- Who would guess? The work of a graphic designer is a lot like that of a trial attorney. We present a convincing story, make it memorable, and cause enough “buzz” to get the verdict we’re after…or sell the product.
Attorneys must uncover persuasive case theories and themes, and turn them into winning courtroom presentations. They explore strategic issues, discover critical insights, and present their argument in a way which has the maximum impact on the decision makers to make them care sympathetically about the client. They must clarify, create (a compelling story), and convince.
Graphic communicators do the same thing. They use or develop branding for a company, which helps to build credibility among customers. They explore the features and benefits, which make their client’s company or product the right choice for the market segment they are after. Then they present the message in an appropriate medium and with a powerful, focused design to make the customer feel good about making the purchase. They too must clarify, create (a need for the product or service), and convince.
The attorney needs to present a single coherent story which is clear, understandable, believable and memorable. (If the attorney tries to explain his client’s position using more than one story, the jury could get confused and not believe either story.) The attorney might use an analogy, such as the amount of radiation an employee was exposed to at work compared to his daily use of cigarettes was like a quarter of an inch compared to the height of the Empire State Building. The argument must be credible, it must create a “buzz,” and it must be convincing.
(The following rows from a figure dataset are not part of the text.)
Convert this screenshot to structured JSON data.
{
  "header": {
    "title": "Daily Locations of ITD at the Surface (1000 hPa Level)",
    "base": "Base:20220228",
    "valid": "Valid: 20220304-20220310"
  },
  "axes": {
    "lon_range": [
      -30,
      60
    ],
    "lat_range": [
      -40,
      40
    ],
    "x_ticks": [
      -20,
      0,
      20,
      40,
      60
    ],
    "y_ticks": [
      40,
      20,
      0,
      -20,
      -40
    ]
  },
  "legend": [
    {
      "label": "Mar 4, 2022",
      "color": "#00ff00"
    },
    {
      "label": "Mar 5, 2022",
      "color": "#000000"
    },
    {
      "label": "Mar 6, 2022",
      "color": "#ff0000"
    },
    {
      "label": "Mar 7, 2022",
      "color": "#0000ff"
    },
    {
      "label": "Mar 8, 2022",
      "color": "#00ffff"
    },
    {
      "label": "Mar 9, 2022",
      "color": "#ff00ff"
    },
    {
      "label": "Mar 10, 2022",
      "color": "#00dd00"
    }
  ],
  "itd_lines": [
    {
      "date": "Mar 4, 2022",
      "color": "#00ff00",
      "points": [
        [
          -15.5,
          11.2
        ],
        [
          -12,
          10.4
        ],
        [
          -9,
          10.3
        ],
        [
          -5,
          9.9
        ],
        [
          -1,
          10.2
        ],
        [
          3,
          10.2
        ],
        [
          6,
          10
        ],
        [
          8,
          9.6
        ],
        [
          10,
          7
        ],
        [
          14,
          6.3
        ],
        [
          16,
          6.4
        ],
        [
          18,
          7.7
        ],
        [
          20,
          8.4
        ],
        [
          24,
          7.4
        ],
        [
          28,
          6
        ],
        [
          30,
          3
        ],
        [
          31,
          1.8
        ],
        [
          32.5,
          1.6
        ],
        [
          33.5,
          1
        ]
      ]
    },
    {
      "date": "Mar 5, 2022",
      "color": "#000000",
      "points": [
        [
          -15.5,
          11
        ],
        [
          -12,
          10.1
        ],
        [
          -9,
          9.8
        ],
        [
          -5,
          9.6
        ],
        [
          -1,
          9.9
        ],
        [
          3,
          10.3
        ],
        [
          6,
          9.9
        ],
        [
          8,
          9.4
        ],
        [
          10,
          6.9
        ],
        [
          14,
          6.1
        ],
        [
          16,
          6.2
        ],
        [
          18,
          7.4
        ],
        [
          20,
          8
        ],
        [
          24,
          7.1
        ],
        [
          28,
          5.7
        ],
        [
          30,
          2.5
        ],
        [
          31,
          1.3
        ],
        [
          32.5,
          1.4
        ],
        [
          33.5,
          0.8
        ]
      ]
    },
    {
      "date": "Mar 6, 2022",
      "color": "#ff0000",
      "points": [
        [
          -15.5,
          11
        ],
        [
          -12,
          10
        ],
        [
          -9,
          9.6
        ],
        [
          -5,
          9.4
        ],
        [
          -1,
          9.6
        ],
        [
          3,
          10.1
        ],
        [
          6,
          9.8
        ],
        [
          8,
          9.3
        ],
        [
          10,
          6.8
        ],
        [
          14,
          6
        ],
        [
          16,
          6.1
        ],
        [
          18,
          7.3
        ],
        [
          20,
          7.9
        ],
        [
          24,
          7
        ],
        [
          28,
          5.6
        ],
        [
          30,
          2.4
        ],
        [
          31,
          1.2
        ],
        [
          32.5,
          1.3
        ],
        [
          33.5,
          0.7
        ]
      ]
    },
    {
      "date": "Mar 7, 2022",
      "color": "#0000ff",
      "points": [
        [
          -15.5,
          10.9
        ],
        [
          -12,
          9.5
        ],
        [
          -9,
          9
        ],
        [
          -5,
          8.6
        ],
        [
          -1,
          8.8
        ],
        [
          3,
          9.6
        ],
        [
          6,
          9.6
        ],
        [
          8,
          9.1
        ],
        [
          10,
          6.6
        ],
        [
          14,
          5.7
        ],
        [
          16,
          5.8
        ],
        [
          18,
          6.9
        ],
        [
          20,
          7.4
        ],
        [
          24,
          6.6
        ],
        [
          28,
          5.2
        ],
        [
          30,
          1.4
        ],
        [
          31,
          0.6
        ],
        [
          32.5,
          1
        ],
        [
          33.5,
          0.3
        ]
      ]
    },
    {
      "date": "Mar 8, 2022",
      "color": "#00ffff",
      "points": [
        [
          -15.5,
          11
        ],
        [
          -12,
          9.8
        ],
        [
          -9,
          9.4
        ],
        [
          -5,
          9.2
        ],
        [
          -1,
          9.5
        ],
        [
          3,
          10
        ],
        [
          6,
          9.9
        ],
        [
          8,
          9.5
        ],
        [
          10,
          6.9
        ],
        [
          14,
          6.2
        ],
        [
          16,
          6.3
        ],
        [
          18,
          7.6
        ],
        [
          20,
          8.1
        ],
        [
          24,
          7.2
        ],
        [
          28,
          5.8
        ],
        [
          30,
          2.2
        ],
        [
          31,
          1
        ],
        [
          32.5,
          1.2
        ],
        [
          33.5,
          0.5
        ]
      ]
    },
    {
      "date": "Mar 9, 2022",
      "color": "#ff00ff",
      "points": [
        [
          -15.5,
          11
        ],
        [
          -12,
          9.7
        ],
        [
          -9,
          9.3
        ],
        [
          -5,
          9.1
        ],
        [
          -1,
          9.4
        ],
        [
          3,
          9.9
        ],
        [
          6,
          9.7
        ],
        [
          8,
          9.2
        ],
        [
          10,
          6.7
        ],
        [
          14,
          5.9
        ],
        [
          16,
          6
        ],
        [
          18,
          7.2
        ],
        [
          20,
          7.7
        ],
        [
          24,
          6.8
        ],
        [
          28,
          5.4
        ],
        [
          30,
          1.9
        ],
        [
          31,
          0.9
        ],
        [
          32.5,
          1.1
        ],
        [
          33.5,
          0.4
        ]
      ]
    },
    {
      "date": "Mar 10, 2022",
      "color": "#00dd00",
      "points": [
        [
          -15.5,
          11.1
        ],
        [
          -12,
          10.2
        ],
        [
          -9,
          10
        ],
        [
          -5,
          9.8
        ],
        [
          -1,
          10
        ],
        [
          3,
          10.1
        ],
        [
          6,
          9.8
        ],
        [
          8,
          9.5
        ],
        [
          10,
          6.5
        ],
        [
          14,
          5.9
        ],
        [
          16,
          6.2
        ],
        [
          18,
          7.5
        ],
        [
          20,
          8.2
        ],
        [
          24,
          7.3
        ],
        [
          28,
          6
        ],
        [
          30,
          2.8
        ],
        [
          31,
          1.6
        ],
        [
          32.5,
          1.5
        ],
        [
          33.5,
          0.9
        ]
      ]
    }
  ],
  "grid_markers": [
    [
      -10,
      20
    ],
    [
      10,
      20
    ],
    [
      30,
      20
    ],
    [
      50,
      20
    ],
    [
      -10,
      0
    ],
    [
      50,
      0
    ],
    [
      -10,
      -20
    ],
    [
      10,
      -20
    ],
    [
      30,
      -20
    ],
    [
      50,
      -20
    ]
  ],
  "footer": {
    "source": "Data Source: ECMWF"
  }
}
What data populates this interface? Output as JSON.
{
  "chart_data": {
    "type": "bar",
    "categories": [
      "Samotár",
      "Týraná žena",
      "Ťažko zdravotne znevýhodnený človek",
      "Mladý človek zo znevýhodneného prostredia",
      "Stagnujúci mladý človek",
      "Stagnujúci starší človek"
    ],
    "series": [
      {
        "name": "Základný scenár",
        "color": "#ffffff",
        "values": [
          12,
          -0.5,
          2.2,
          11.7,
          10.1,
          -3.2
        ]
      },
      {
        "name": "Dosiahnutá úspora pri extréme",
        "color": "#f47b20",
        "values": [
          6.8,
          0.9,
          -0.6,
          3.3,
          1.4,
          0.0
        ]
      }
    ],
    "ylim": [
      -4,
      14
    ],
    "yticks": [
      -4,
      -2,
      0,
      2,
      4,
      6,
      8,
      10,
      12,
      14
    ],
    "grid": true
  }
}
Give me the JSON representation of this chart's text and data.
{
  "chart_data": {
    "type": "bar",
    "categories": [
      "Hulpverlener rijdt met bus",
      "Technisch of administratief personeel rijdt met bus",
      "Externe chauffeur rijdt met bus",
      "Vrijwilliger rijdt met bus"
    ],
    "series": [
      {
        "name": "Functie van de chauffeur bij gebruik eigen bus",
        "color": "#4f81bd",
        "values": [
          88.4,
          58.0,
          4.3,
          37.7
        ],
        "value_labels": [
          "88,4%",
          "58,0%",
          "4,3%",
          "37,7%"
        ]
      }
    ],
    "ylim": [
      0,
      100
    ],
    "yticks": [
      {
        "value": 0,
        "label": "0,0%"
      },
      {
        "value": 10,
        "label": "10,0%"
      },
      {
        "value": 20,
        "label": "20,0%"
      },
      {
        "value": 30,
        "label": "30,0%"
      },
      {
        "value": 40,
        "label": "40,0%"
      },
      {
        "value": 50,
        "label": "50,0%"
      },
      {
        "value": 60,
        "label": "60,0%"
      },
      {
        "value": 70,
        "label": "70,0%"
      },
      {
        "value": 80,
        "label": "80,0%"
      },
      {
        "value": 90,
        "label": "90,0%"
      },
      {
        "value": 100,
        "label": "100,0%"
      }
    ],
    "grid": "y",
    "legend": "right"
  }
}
Similarly, the graphic communicator creates compelling conceptual graphics which sell the benefits of a product, and which are memorable as well. The graphic designer may employ a graphical analogy to sell a product, such as a fancy gear shift knob which shows the product works at very high speed. Or electric sparks which dramatize the power of the product. Or a “before” and “after” image to credibly document the results of using the product. Or, show the product being used in a very exotic setting. Or, compare the fees paid to a consultant with the results gained with a chart showing two arrows sweeping across a speedometer. It is the graphic communicator’s job to make the client’s message understandable, compelling, memorable and create enough “buzz” to cause the customer to buy the product.
I have only appeared in small claims court a couple of times. I used receipts, agreements, photos and a written timeline to describe my case, and I won both judgments. A court case requires a study of the relevant facts, and a presentation of a simple theme and evidence which proves the point you are trying to make without confusing the jurists with complexity. For maximum clarity and impact, the attorney may employ graphics or video which highlights, contrasts or even exaggerates parts of the story to cause the jury to remember or question some of the arguments made in the case.
The graphic communicator does this all of the time — usually not to deceive the buying public in any way — but to differentiate his client’s products and services in the marketplace of choices. Especially with a product like a financial investment product where “past performance does not guarantee future returns,” an investment firm might educate their potential clients in sales literature about their methodology and years of experience which differentiates them in a metaphoric “sea of suits.”*
So whether you are hiring an attorney or a graphic designer, see if their work tells a good story, makes their clients look credible, uses analogy or metaphor to focus distinction on the benefits of the product or service, and is memorable enough to be discussed in the “jury deliberations” of the marketplace.